Я на мгновение заколебался, прежде чем задать следующий вопрос. Я
хотел оценить все следствия из ее утверждения.
- Ла Горда была еще хуже, чем Соледад, - продолжала Лидия. - ее
опустошили две женщины. Дыра в ее животе была похожа на пещеру. Но теперь
она закрыла ее. И снова полная.
- Расскажи мне об этих двух женщинах.
- Я больше не могу тебе рассказывать ничего, - сказала она очень
повелительным тоном. - только ла Горда может рассказать тебе об этом.
Подождем, когда она придет.
- Почему только ла Горда?
- Потому что она знает все.
- Она единственная, кто знает все?
- Свидетель знает столько же, может быть даже больше, но он является
самим Хенаро и поэтому с ним очень трудно ладить. Мы не любим его.

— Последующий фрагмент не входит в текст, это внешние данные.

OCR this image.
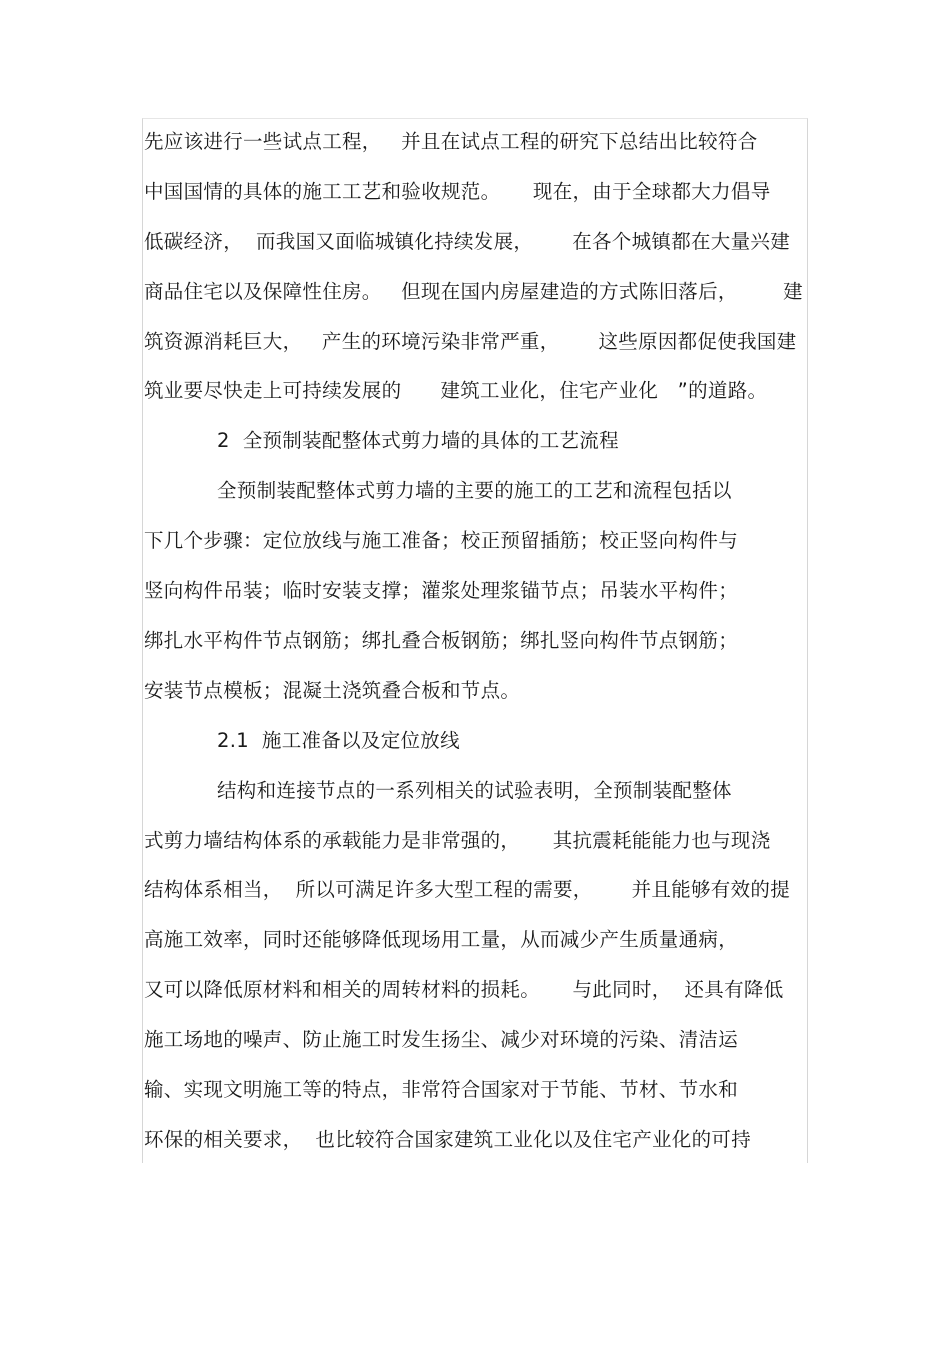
先应该进行一些试点工程，   并且在试点工程的研究下总结出比较符合
中国国情的具体的施工工艺和验收规范。     现在，由于全球都大力倡导
低碳经济，  而我国又面临城镇化持续发展，      在各个城镇都在大量兴建
商品住宅以及保障性住房。   但现在国内房屋建造的方式陈旧落后，       建
筑资源消耗巨大，   产生的环境污染非常严重，      这些原因都促使我国建
筑业要尽快走上可持续发展的      建筑工业化，住宅产业化   ”的道路。
2  全预制装配整体式剪力墙的具体的工艺流程
全预制装配整体式剪力墙的主要的施工的工艺和流程包括以
下几个步骤：定位放线与施工准备；校正预留插筋；校正竖向构件与
竖向构件吊装；临时安装支撑；灌浆处理浆锚节点；吊装水平构件；
绑扎水平构件节点钢筋；绑扎叠合板钢筋；绑扎竖向构件节点钢筋；
安装节点模板；混凝土浇筑叠合板和节点。
2.1  施工准备以及定位放线
结构和连接节点的一系列相关的试验表明，全预制装配整体
式剪力墙结构体系的承载能力是非常强的，     其抗震耗能能力也与现浇
结构体系相当，  所以可满足许多大型工程的需要，      并且能够有效的提
高施工效率，同时还能够降低现场用工量，从而减少产生质量通病，
又可以降低原材料和相关的周转材料的损耗。     与此同时，  还具有降低
施工场地的噪声、防止施工时发生扬尘、减少对环境的污染、清洁运
输、实现文明施工等的特点，非常符合国家对于节能、节材、节水和
环保的相关要求，  也比较符合国家建筑工业化以及住宅产业化的可持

- Почему вы не любите его?
- Эти три дурня ужасны. Они такие же ненормальные, как Хенаро. Ведь
они являются самим Хенаро. Они постоянно борются с нами, т.к. они боялись
Нагваля и теперь они мстят нам... Во всяком случае, так говорит ла Горда.
- Что заставляет ла Горду говорить это?
- Нагваль рассказывал ей вещи, о которых он не говорил нам. Она
в_и_д_и_т_. Нагваль сказал, что ты тоже _в_и_д_и_ш_ь_. Жозефина, Роза и я
не видим, и тем не менее, мы пятеро суть одно и то же. Мы - одно и то же.
Фраза "мы одно и то же", которой пользовалась донья Соледад прошлой
ночью, вызвала лавину мыслей и страхов. Я убрал свой блокнот. Я вгляделся
вокруг. Я находился в странном мире, лежал в странной постели между двумя
молодыми женщинами, которых я не знал. И все же я чувствовал себя здесь
легко. Мое тело испытывало непринужденность и нейтральность. Я верил им.
- Ты собираешься спать здесь? - спросил я.
- А где же еще?
- А как насчет твоей собственной комнаты?